That's a myth, it's actually much more complicated. 15% of the net profit I hope, after printing/fulfillment costs including your labor are paid.


----------



## treefox2118 (Sep 23, 2010)

I would set their payout very low. 15% macimum., unless they pay up front for garments, setup and supplies stock.

Sent from my Nexus 4 using T-Shirt Forums


----------



## juststarting82 (May 11, 2013)

i meant if they changed the design by 20% cant they legally use my design?

a derivitive of what i made?

yeah im kinda annoyed by this..but maybe will increase me getting other people?


----------



## expertbrand (Apr 17, 2013)

To piggyback on what others said- make it simple for yourself.

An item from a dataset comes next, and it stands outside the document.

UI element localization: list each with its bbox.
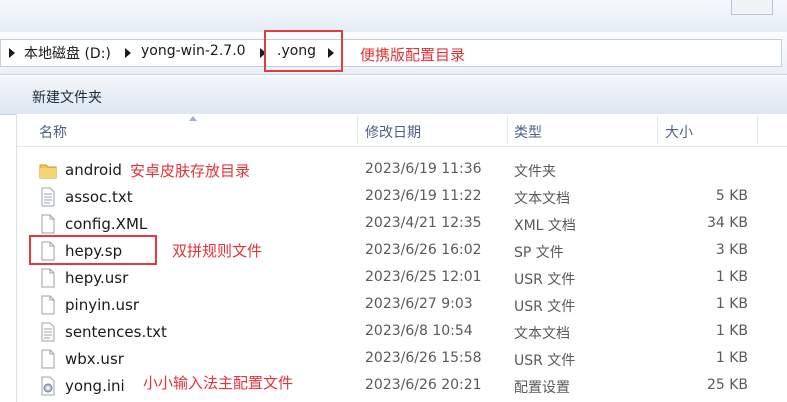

Get a deposit up front for the work and sell them the logo/design. If they aren't wanting to do to the selling- I wouldn't get involved in that unless it is for a set $ amount- not a %.


----------



## kimura-mma (Jul 26, 2008)

juststarting82 said:


> i meant if they changed the design by 20% cant they legally use my design?


No, this is not an actual law. There is nothing in copyright law that substantiates a certain percent of change makes it legal to use someone else's work. If someone uses your design, and you can prove you are the original creator, you have the legal leg to stand on.



juststarting82 said:


> a derivitive of what i made?


Yes, there are laws for derivative works. But it has nothing to do with changing a design by 20%.


----------



## hostingdiva (Mar 31, 2006)

For other agreement samples that may fit what you're doing, you may want to do an online search for "Drop Shipping Agreement", "Fulfillment Services Agreement" and "Affiliate Agreement". The forms you find should have applicable language to your circumstances.

As others have said, there is no set % in the law. The copyright analysis in litigation is extremely complicated. For some basics, you may want to take a look at Stanford's Copyright and Fair Use section - Stanford Copyright & Fair Use - Copyright FAQs.

Also, yes, you should save all of your e-mail correspondence because, depending the types of specifics set out, e-mail correspondence itself could be deemed to be the contract if there is nothing more formal in place.


----------